1. “The broker’s commissions are earned when, during the agency, he finds a purchaser ready, able, and willing to buy, and who actually offers to buy on the terms stipulated by the owner.” Code § 4-213. Where the seller accepts the terms of the purchaser’s offer by signing a sales contract, he has accepted the broker’s procurement, and he cannot thereafter defeat the broker’s right to a commission by refusing to close the transaction. See Hope v. DeForest Realty, Inc., 144 Ga. App. 269 (241 SE2d 49) (1977); Baker v. Strawder, 50 Ga. App. 388 (1, 2) (178 SE 206) (1934). Accord Phinizy v. Bush, 129 Ga. 479 (2) (59 SE 259) (1907). The verdict was supported by the evidence, and the trial court did not err in denying the defendant’s motion for directed verdict or his motion for judgment notwithstanding the verdict.

*534Decided November 4, 1981 Rehearing denied November 30, 1981 Walton Hardin, for appellant. M. McNeill Holloway III, for appellee.

2. The trial court did not err in excluding any reference to the Supreme Court’s ruling in Jones v. Dallas, supra. The court’s ruling in that case was not that the sale contract with Dallas was invalid but merely that Dallas was not entitled to the equitable remedy of specific performance.

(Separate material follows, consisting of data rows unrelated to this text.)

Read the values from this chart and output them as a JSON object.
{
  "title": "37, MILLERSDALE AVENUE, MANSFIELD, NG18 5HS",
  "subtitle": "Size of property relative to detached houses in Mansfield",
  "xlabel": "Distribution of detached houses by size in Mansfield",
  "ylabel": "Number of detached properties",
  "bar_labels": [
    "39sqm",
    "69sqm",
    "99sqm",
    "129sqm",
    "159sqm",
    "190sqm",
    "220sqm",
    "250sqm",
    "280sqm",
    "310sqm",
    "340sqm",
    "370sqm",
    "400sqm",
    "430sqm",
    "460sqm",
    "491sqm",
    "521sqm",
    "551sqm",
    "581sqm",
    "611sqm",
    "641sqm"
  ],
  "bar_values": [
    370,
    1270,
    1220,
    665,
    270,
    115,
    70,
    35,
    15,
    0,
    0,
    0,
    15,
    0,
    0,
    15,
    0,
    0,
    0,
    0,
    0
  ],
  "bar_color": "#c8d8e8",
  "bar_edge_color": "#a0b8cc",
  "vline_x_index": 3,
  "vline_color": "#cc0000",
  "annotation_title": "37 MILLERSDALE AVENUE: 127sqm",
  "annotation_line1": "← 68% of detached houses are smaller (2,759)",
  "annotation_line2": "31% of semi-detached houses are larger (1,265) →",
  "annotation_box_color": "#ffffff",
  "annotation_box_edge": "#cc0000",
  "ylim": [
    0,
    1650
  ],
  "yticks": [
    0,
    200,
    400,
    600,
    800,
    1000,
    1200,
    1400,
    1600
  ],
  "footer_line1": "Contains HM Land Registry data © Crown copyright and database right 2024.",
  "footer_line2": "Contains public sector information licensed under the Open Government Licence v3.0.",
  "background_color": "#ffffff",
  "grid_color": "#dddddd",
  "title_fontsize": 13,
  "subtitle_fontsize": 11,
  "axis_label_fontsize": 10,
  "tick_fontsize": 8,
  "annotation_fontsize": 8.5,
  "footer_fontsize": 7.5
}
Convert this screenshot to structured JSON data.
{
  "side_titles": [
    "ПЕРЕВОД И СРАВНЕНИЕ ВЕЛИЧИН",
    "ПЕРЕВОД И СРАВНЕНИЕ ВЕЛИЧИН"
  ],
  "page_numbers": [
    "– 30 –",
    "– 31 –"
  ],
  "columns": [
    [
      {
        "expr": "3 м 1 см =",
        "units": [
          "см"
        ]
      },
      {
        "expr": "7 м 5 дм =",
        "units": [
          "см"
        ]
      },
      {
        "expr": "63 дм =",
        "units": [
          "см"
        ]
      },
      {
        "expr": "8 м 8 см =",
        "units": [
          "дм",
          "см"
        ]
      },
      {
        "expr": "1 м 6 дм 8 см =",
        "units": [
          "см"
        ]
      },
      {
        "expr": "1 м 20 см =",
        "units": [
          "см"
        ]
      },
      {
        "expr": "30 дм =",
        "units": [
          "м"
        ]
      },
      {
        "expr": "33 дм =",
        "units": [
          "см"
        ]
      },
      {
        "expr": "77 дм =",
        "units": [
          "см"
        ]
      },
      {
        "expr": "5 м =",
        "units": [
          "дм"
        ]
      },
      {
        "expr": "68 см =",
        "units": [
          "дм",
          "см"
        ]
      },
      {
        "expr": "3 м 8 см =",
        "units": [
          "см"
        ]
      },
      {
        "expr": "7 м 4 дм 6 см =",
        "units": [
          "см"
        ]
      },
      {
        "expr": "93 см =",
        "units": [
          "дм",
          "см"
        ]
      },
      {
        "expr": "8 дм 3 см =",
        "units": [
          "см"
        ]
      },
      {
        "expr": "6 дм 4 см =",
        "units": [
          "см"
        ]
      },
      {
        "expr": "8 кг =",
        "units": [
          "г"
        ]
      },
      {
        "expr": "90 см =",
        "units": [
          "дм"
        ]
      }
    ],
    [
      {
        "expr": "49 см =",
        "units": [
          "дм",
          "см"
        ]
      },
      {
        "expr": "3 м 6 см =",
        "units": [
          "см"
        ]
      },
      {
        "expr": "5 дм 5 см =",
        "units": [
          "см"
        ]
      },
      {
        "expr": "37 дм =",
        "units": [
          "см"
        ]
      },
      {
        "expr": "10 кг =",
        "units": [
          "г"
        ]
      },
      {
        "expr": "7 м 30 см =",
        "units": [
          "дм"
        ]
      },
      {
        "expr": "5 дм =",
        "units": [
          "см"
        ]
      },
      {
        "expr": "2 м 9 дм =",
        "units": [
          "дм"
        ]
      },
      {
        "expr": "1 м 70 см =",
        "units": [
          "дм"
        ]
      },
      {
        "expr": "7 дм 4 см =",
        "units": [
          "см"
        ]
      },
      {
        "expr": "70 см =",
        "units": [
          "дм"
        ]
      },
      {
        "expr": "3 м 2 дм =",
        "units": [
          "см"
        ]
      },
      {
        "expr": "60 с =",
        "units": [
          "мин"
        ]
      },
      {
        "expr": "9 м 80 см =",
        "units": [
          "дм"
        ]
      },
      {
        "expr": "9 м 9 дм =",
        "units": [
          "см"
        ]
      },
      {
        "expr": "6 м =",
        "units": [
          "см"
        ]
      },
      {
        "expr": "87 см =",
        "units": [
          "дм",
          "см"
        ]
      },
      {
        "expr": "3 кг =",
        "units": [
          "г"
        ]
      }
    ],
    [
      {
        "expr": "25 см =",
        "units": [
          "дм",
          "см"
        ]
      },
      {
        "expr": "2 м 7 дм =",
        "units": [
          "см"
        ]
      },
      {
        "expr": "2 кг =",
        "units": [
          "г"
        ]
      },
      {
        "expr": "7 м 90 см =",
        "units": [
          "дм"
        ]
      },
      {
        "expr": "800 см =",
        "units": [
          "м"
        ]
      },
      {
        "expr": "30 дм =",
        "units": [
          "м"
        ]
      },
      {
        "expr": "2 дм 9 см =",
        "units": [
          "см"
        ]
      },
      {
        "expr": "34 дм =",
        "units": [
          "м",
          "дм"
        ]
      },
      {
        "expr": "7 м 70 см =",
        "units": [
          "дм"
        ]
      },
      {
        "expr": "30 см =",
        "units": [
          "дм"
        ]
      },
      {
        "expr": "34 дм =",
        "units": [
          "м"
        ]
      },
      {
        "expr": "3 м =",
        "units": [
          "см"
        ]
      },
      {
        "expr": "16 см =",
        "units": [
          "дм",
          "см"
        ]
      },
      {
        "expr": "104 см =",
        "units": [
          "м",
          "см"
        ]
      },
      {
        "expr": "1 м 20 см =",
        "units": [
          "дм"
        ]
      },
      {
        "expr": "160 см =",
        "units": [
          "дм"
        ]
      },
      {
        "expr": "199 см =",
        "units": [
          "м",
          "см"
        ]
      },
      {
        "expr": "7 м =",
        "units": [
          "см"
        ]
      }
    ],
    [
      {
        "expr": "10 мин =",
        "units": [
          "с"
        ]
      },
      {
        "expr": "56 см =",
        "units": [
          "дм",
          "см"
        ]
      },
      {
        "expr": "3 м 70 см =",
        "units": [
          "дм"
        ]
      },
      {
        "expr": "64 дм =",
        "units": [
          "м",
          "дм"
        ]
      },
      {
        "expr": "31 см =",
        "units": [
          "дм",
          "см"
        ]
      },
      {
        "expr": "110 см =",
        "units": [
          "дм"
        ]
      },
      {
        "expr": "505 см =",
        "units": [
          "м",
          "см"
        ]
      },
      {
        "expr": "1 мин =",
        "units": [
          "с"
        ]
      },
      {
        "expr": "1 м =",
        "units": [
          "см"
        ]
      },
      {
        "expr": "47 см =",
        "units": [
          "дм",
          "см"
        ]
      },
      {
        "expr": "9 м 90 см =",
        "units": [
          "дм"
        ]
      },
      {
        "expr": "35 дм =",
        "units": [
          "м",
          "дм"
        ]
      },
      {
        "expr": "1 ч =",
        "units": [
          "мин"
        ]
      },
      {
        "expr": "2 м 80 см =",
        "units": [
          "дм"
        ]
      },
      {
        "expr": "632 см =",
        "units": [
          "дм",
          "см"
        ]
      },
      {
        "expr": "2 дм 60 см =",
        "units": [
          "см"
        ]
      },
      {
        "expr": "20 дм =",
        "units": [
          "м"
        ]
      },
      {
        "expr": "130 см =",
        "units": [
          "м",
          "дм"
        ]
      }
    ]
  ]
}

3. The defendant’s contractual obligation to pay the plaintiff a commission could not have been abrogated by the provision in the sale contract obligating Dallas to pay the commission, since the plaintiff was not a party to the sale contract.

4. The enumerations of error directed to the court’s charge are without merit.

Judgment affirmed.

Deen, P. J., concurs. Carley, J., concurs in the judgment only.